Robert J. Walker (Tindall, 1999)

Textbook
George Brown Tindall and David E. Shi, eds., America: A Narrative History, 5th ed., vol. 1 (New York: W. W. Norton and Company, 1999), 705-706.
Just before Buchanan's inauguration the proslavery legislature called for an election of delegates to a constitutional convention. Since no provision was made for a referendum on the constitution, however, the governor vetoed the measure and the legislature overrode his veto. The Kansas governor resigned on the day Buchanan took office, and the new president replaced him with Robert J. Walker. A native Pennsylvanian who had made a political career in Mississippi and a former member of Polk's cabinet, Walker had greater prestige than his predecessors, and like contemporaries such as Houston of Texas, Foote of Mississippi, and Benton of Missouri, put the Union about slavery. In Kansas he scented a chance to advance the cause of both the Union and his party. Under popular sovereignty, fair elections would produce a state that would be both free and Democratic.

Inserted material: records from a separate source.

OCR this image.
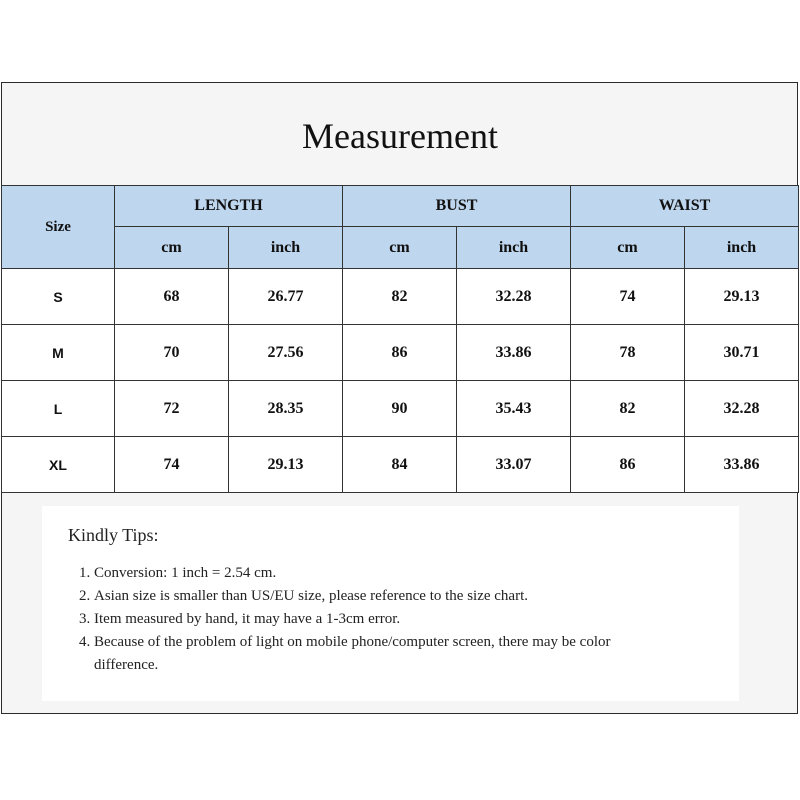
Measurement
Size	LENGTH		BUST		WAIST	
	cm	inch	cm	inch	cm	inch
S	68	26.77	82	32.28	74	29.13
M	70	27.56	86	33.86	78	30.71
L	72	28.35	90	35.43	82	32.28
XL	74	29.13	84	33.07	86	33.86
Kindly Tips:
1. Conversion: 1 inch = 2.54 cm.
2. Asian size is smaller than US/EU size, please reference to the size chart.
3. Item measured by hand, it may have a 1-3cm error.
4. Because of the problem of light on mobile phone/computer screen, there may be color difference.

Walker arrived in 1857, and with Buchanan's approval, pledged to the free-state elements that the new constitution would be submitted to a fair vote. But in spite of his pleas, he arrived too late to persuade free-state men to vote for convention delegates in elections they were sure had been rigged against them. Later, however, Walker did persuade the free-state leaders to vote in the election of a new territorial legislature.